Taiwan : Fin de l’état de grâce

En un mois, trois incidents sont venus altérer les relations sino-taiwanaises, après cinq années d’entente entre le gouvernement nationaliste de Ma Ying-jeou et une Chine qui reste obsédée par l’objectif de réunification.

Le 18 mars, Pékin rétablit ses liens avec la Gambie, mettant un terme à 41 ans de ping pong diplomatique. En 1965, à l’indépendance gambienne, Taipei avait emporté l’ambassade. Elle passait à Pékin en 1971, repassait à Taipei en 1995, puis restait désaffectée en 2013 – la Gambie rompait avec Taipei, espérant obtenir de Pékin un plus gros chèque. Fait remarquable, la Chine avait attendu, par respect pour l’allié du KMT. Les choses changeaient après janvier 2016, quand Ma perdait les élections présidentielles au profit de Mme Tsai Ing-wen, cheffe du DPP (indépendantiste), la prochaine présidente au 20 mai.

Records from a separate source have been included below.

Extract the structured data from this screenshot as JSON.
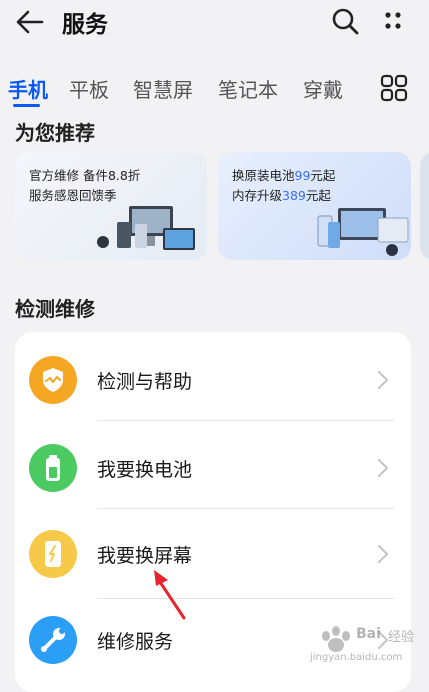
{
  "header": {
    "title": "服务"
  },
  "tabs": [
    {
      "label": "手机"
    },
    {
      "label": "平板"
    },
    {
      "label": "智慧屏"
    },
    {
      "label": "笔记本"
    },
    {
      "label": "穿戴"
    }
  ],
  "recommend": {
    "title": "为您推荐",
    "cards": [
      {
        "line1": "官方维修 备件8.8折",
        "line2": "服务感恩回馈季"
      },
      {
        "line1_pre": "换原装电池",
        "line1_hl": "99",
        "line1_post": "元起",
        "line2_pre": "内存升级",
        "line2_hl": "389",
        "line2_post": "元起"
      }
    ]
  },
  "repair": {
    "title": "检测维修",
    "items": [
      {
        "label": "检测与帮助",
        "icon": "shield-check-icon",
        "color": "#f5a623"
      },
      {
        "label": "我要换电池",
        "icon": "battery-icon",
        "color": "#4cca62"
      },
      {
        "label": "我要换屏幕",
        "icon": "phone-screen-icon",
        "color": "#f7c948"
      },
      {
        "label": "维修服务",
        "icon": "wrench-icon",
        "color": "#2a9ff5"
      }
    ]
  },
  "watermark": {
    "brand": "Bai",
    "sub": "经验",
    "url": "jingyan.baidu.com"
  },
  "colors": {
    "accent": "#0a59f7",
    "annotation": "#e8252f"
  }
}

Le 12 avril, Taiwan retire sa candidature à la Banque Asiatique d’Investissements en Infrastructures (AIIB, créée en 2015 par la Chine). C’est suite à l’insistance de Pékin de présenter au bureau de l’AIIB sa candidature à sa place, lui déniant ainsi toute voix « indépendante » en affaires internationales. Ici, c’est Ma et le KMT qui protestent et non le parti indépendantiste, et qui dénoncent une « atteinte inacceptable à la dignité nationale ». Dans l’alliance Chine/KMT, une fêlure apparaît.

Les 12-13 avril,  au Kenya, 77 Taïwanais et Chinois sont embarqués de force vers Pékin (cf photo), malgré leur souhait de retourner à Taipei. Ces hommes et femmes venaient d’être jugés à Nairobi pour avoir tenu un centre d’appels pirate et dépouillé des centaines de victimes chinoises en obtenant leurs coordonnées bancaires. Le préjudice atteindrait 15 millions de ¥, sans compter un suicide, par désespoir. Nonobstant leur acquittement au Kenya, Pékin va les rejuger. Taipei lui en reconnaît le droit—mais non l’extradition, qui était contraire à leurs accords. Taiwan est hélas passée maître en ce genre de fraude digitale–un cas avait été dévoilé en 2015, à Manille. Déportés en Chine, les bandits avaient été renvoyés chez eux après 5 mois, pour y purger leur peine…

Sur le fond, ces trois affaires traduisent un état d’esprit nouveau : s’inquiétant de l’imminence d’une nouvelle législature sous mandat DPP, Pékin fait pression sur la future Présidente pour lui faire admettre une nouvelle fois l’existence d’une seule Chine. Entre les deux rivages, l’état de grâce est bel et bien fini.